NEW YORK: Fallen movie mogul Harvey Weinstein was expected to plead not guilty Tuesday to rape and sexual assault charges in New York, opening a legal battle for the #MeToo movement that dreams of seeing him behind bars.
The 66-year-old Weinstein was charged with rape and another sex crime in New York late last month, nearly eight months after his career imploded in a blaze of accusations of sexual misconduct.
Weinstein was due in a Manhattan court at 10 am (1400 GMT) for a formal reading of the charges: he has been indicted for allegedly forcing a woman to perform oral sex on him in 2004, and for allegedly raping another at a Manhattan hotel in 2013.
If convicted, that crime could put him in prison for as many as 25 years.
Two women are named in this indictment. But nearly 100 have said since October they were harassed or sexually abused by Weinstein over several decades.
That has turned the one-time toast of Hollywood into the catalyst of the MeToo movement.
Salma Hayek, Gwyneth Paltrow and Angelina Jolie are among more than two dozen actresses who say they were sexually harassed by the producer. A few, including Asia Argento and Rose McGowan, said they were raped.
The fall of Weinstein triggered a tsunami in US society as many women came forward with similar accusations against other powerful men in the entertainment world, the media and government.
Benjamin Brafman, Weinstein’s lawyer, is one of America’s most celebrated criminal defense attorneys. His past clients include former IMF boss Dominique Strauss-Kahn, who escaped criminal prosecution for alleged sexual assault in 2011.
No details about the identity of the two accusers were given by the prosecutor.
Brafman said the rape complaint came from a woman who had a 10-year affair with Weinstein, but the information was not confirmed.
The accusation of forced fellatio comes from Lucia Evans, a marketing consultant who, in 2004, was an aspiring actress. She told her story in October to the magazine The New Yorker.
Her story resembles many other reports of unwanted contact from stars such as Ashley Judd or Paltrow.
But especially countless were young unknown or just emerging stars who hoped to see the revered producer make them Hollywood stars.
Evans tells how he spoke of a possible place in his show for aspiring models “Project Runway”, before forcing her into oral sex, and then went about the day as if nothing had happened.
The prosecutor will still have to prove beyond a reasonable doubt that Weinstein committed illegal acts, and with these two women specifically.
No one, however, expects the lawsuits will be dropped, as was the case for Strauss-Kahn.
Indeed, it is the same Brafman who defended the former IMF director against the same Manhattan prosecutor, Cyrus Vance.
Last week three actresses filed a new lawsuit against Weinstein alleging sexual assault.
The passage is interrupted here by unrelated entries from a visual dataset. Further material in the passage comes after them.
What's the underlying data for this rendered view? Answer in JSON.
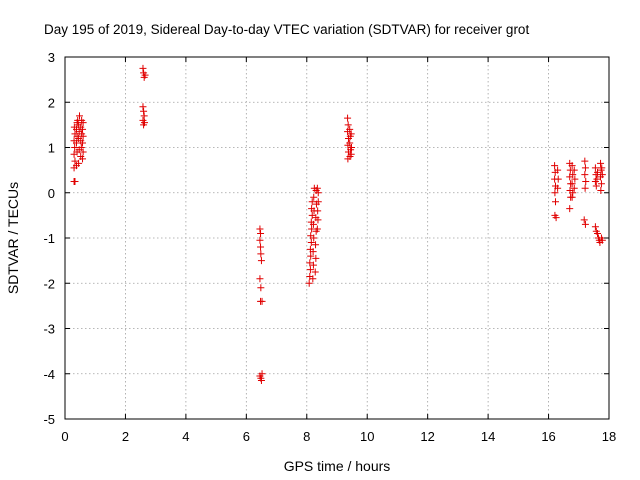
{
  "chart_data": {
    "type": "scatter",
    "title": "Day 195 of 2019, Sidereal Day-to-day VTEC variation (SDTVAR) for receiver grot",
    "xlabel": "GPS time / hours",
    "ylabel": "SDTVAR / TECUs",
    "xlim": [
      0,
      18
    ],
    "ylim": [
      -5,
      3
    ],
    "x_ticks": [
      "0",
      "2",
      "4",
      "6",
      "8",
      "10",
      "12",
      "14",
      "16",
      "18"
    ],
    "y_ticks": [
      "3",
      "2",
      "1",
      "0",
      "-1",
      "-2",
      "-3",
      "-4",
      "-5"
    ],
    "grid": true,
    "marker": "+",
    "color": "#e00000",
    "series": [
      {
        "name": "SDTVAR",
        "points": [
          [
            0.3,
            0.25
          ],
          [
            0.33,
            0.25
          ],
          [
            0.3,
            0.55
          ],
          [
            0.33,
            0.7
          ],
          [
            0.3,
            0.85
          ],
          [
            0.32,
            1.0
          ],
          [
            0.3,
            1.15
          ],
          [
            0.33,
            1.3
          ],
          [
            0.31,
            1.45
          ],
          [
            0.38,
            0.6
          ],
          [
            0.4,
            0.9
          ],
          [
            0.38,
            1.1
          ],
          [
            0.4,
            1.25
          ],
          [
            0.38,
            1.4
          ],
          [
            0.4,
            1.55
          ],
          [
            0.42,
            1.6
          ],
          [
            0.45,
            0.65
          ],
          [
            0.47,
            0.95
          ],
          [
            0.45,
            1.2
          ],
          [
            0.47,
            1.35
          ],
          [
            0.45,
            1.5
          ],
          [
            0.48,
            1.7
          ],
          [
            0.52,
            0.8
          ],
          [
            0.54,
            1.0
          ],
          [
            0.52,
            1.15
          ],
          [
            0.55,
            1.3
          ],
          [
            0.52,
            1.45
          ],
          [
            0.55,
            1.6
          ],
          [
            0.58,
            0.75
          ],
          [
            0.6,
            0.9
          ],
          [
            0.58,
            1.1
          ],
          [
            0.6,
            1.25
          ],
          [
            0.58,
            1.4
          ],
          [
            0.6,
            1.55
          ],
          [
            2.58,
            2.75
          ],
          [
            2.6,
            2.65
          ],
          [
            2.62,
            2.55
          ],
          [
            2.65,
            2.6
          ],
          [
            2.58,
            1.9
          ],
          [
            2.6,
            1.8
          ],
          [
            2.62,
            1.7
          ],
          [
            2.58,
            1.6
          ],
          [
            2.6,
            1.5
          ],
          [
            2.63,
            1.55
          ],
          [
            6.45,
            -0.8
          ],
          [
            6.47,
            -0.9
          ],
          [
            6.45,
            -1.05
          ],
          [
            6.47,
            -1.2
          ],
          [
            6.48,
            -1.35
          ],
          [
            6.5,
            -1.5
          ],
          [
            6.45,
            -1.9
          ],
          [
            6.48,
            -2.1
          ],
          [
            6.47,
            -2.4
          ],
          [
            6.52,
            -2.4
          ],
          [
            6.45,
            -4.05
          ],
          [
            6.48,
            -4.1
          ],
          [
            6.52,
            -4.0
          ],
          [
            6.5,
            -4.15
          ],
          [
            8.08,
            -2.0
          ],
          [
            8.1,
            -1.85
          ],
          [
            8.12,
            -1.7
          ],
          [
            8.1,
            -1.55
          ],
          [
            8.13,
            -1.4
          ],
          [
            8.12,
            -1.25
          ],
          [
            8.15,
            -1.1
          ],
          [
            8.13,
            -0.95
          ],
          [
            8.16,
            -0.8
          ],
          [
            8.15,
            -0.65
          ],
          [
            8.18,
            -0.5
          ],
          [
            8.16,
            -0.35
          ],
          [
            8.18,
            -0.2
          ],
          [
            8.2,
            -1.9
          ],
          [
            8.22,
            -1.6
          ],
          [
            8.21,
            -1.3
          ],
          [
            8.23,
            -1.0
          ],
          [
            8.22,
            -0.7
          ],
          [
            8.24,
            -0.4
          ],
          [
            8.23,
            -0.1
          ],
          [
            8.25,
            0.1
          ],
          [
            8.28,
            -1.75
          ],
          [
            8.3,
            -1.45
          ],
          [
            8.29,
            -1.15
          ],
          [
            8.31,
            -0.85
          ],
          [
            8.3,
            -0.55
          ],
          [
            8.32,
            -0.25
          ],
          [
            8.31,
            0.05
          ],
          [
            8.35,
            -0.8
          ],
          [
            8.37,
            -0.6
          ],
          [
            8.36,
            -0.4
          ],
          [
            8.38,
            -0.2
          ],
          [
            8.35,
            0.1
          ],
          [
            8.38,
            0.0
          ],
          [
            9.35,
            1.65
          ],
          [
            9.37,
            1.5
          ],
          [
            9.35,
            1.35
          ],
          [
            9.38,
            1.2
          ],
          [
            9.36,
            1.05
          ],
          [
            9.38,
            0.9
          ],
          [
            9.36,
            0.75
          ],
          [
            9.42,
            1.4
          ],
          [
            9.44,
            1.25
          ],
          [
            9.42,
            1.1
          ],
          [
            9.45,
            0.95
          ],
          [
            9.43,
            0.8
          ],
          [
            9.47,
            1.3
          ],
          [
            9.48,
            1.0
          ],
          [
            9.47,
            0.85
          ],
          [
            16.2,
            0.6
          ],
          [
            16.22,
            0.45
          ],
          [
            16.2,
            0.3
          ],
          [
            16.23,
            0.15
          ],
          [
            16.21,
            0.0
          ],
          [
            16.23,
            -0.2
          ],
          [
            16.21,
            -0.5
          ],
          [
            16.25,
            -0.55
          ],
          [
            16.3,
            0.5
          ],
          [
            16.32,
            0.3
          ],
          [
            16.3,
            0.1
          ],
          [
            16.7,
            0.65
          ],
          [
            16.72,
            0.5
          ],
          [
            16.7,
            0.35
          ],
          [
            16.73,
            0.2
          ],
          [
            16.71,
            0.05
          ],
          [
            16.73,
            -0.1
          ],
          [
            16.7,
            -0.35
          ],
          [
            16.78,
            0.6
          ],
          [
            16.8,
            0.4
          ],
          [
            16.78,
            0.2
          ],
          [
            16.8,
            0.0
          ],
          [
            16.78,
            -0.1
          ],
          [
            16.85,
            0.5
          ],
          [
            16.87,
            0.3
          ],
          [
            16.85,
            0.1
          ],
          [
            17.2,
            0.7
          ],
          [
            17.22,
            0.55
          ],
          [
            17.2,
            0.4
          ],
          [
            17.23,
            0.25
          ],
          [
            17.21,
            0.1
          ],
          [
            17.18,
            -0.6
          ],
          [
            17.22,
            -0.7
          ],
          [
            17.55,
            0.55
          ],
          [
            17.57,
            0.4
          ],
          [
            17.55,
            0.25
          ],
          [
            17.58,
            0.15
          ],
          [
            17.6,
            0.3
          ],
          [
            17.62,
            0.45
          ],
          [
            17.55,
            -0.75
          ],
          [
            17.58,
            -0.85
          ],
          [
            17.62,
            -0.9
          ],
          [
            17.65,
            -1.0
          ],
          [
            17.68,
            -1.05
          ],
          [
            17.7,
            -1.1
          ],
          [
            17.72,
            0.65
          ],
          [
            17.74,
            0.5
          ],
          [
            17.72,
            0.35
          ],
          [
            17.75,
            0.2
          ],
          [
            17.73,
            0.05
          ],
          [
            17.76,
            0.55
          ],
          [
            17.78,
            0.4
          ],
          [
            17.75,
            -1.0
          ],
          [
            17.78,
            -1.05
          ]
        ]
      }
    ]
  }
}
They urged other victims to come forward and join the complaint.
Melissa Thompson, one of the women filing the class action lawsuit, said she was sexually assaulted by Weinstein during a 2011 meeting to discuss a new marketing tool.
Following public revelations last year about his predatory behavior, Thompson said she was referred to Brafman and another attorney at his firm, Alex Spiro.
“Thompson was led to believe that Brafman and Spiro were representing victims against Weinstein,” said the law firm representing her, Hagens Berman.
“Deceptive tactics were used to entice her to turn over her visual and audio evidence of Weinstein’s conduct (which she did),” it said.
“Melissa did not learn that Brafman was actually then or would later be Weinstein’s lead criminal defense attorney until after turning over the video as evidence.”